In the later stages, vertigo is a normal, almost natural phenomenon. In the third trimester, a woman feels weak and dizzy for an obvious reason - the uterus, ready for childbirth, consumes most of the blood flow, provoking oxygen starvation of the brain. Because of this, the patient has a strong attack of vertigo, but without nausea and fainting. If you begin to feel sick during this period, contact your doctor immediately.
In addition, by the third trimester, the uterus grows so much that it begins to press down on the vena cava, slowing down the intensity of blood flow. Therefore, in the later stages, one can observe a relatively strong, but completely safe attack of dizziness, which disturbs a woman even in a supine position.
The main danger of the last trimester is severe nausea, and with mild vertigo you will have to live until the very birth. However, the true cause of a strong or weak attack of vertigo can only be established through laboratory and hardware diagnostics.
How to identify the causes of dizziness in a pregnant woman
Early and late vertigo is an almost natural condition of the expectant mother. And some women in labor complained of seizures from the first to the last week. But this does not mean that nothing needs to be done with patients experiencing frequent attacks of vertigo - in this case, at least monitoring of the health of the woman and the fetus is necessary.
If the seizures appear too often or disturb the pregnant woman constantly, especially in the second trimester, the obstetrician will write a referral to a neuropathologist and psychoneurologist.
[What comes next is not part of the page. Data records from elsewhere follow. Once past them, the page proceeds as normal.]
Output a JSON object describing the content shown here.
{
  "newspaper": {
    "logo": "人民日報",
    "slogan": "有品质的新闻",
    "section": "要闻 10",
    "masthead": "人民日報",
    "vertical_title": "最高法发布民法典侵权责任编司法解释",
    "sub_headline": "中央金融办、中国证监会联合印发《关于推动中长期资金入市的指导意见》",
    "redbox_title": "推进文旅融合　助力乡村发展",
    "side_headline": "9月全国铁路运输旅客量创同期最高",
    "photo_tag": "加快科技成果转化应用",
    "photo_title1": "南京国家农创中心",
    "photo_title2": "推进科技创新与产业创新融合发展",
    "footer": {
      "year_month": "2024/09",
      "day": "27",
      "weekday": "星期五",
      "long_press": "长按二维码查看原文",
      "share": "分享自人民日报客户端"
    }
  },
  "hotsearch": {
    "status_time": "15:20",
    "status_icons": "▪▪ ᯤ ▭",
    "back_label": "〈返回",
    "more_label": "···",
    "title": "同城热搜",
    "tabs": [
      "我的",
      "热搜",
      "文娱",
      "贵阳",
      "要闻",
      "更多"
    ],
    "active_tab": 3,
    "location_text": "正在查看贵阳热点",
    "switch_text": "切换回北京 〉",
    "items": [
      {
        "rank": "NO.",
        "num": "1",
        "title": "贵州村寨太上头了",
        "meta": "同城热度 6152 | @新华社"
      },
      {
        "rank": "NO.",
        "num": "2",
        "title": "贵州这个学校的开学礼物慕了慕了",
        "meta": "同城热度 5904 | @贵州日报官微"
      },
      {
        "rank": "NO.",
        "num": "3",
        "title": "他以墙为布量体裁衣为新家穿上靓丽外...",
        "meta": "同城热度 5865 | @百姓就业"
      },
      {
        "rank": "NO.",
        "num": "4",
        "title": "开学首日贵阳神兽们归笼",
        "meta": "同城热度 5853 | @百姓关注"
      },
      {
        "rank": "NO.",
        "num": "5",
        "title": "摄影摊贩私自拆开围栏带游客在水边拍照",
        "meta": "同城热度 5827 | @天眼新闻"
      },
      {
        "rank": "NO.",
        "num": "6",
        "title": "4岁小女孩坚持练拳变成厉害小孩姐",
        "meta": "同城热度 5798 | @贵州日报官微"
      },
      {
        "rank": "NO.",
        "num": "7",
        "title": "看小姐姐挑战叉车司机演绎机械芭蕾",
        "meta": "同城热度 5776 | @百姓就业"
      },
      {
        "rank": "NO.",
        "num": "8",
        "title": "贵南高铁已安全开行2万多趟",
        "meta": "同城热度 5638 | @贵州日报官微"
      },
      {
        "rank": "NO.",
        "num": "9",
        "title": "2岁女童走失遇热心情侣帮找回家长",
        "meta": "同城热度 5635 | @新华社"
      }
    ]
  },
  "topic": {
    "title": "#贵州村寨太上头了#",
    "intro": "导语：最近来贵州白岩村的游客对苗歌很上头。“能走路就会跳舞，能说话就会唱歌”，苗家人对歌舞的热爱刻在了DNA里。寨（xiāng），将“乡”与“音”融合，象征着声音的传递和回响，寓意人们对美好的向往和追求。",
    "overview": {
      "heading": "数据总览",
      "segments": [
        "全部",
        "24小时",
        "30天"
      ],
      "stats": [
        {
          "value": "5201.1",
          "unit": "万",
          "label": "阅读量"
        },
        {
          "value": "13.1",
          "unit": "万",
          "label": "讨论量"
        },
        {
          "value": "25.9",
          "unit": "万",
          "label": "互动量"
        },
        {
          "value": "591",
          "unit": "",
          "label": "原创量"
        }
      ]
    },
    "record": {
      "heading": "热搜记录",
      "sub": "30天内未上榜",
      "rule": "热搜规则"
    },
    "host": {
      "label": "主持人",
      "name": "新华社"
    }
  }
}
These doctors must decide what to do with such a patient. After all, constantly disturbing attacks of vertigo indicate the onset of serious problems with the cardiovascular, immune and neurological systems.
To confirm or refute the fears of neuropathologists and psychoneurologists, the patient is sent for hardware and laboratory diagnostics. In these circumstances, it is customary to do an MRI, radiography of the cervical vertebrae, a urine test and blood biochemistry. Based on the results of these tests, a conclusion is prepared on the condition of the pregnant woman and symptomatic or deep therapy for vertigo is prescribed.
Treatment of dizziness in pregnancy
The treatment of serious pathologies, the symptoms of which are weakness and dizziness, requires considerable effort and expense. The treatment regimen for neurological, cardiovascular and oncological diseases is prescribed by specialized doctors. Fortunately, every year among pregnant women there is a very insignificant percentage of such patients.
Most women suffer from vertigo due to natural causes - due to changes in the uterine blood supply and hormonal storm. Only childbirth can cure these problems. During gestation, doctors can relieve the symptoms of vertigo by prescribing the following drugs to the patient suffering from dizziness:
- sedative drugs - they will relieve stress;
- antiemetics - they make life easier during the first trimester;
- erythrocyte stimulants - this drug enhances blood oxygen saturation;
- vitamin B12 and folic acid - they increase hemoglobin;
- caffeine - it increases blood pressure.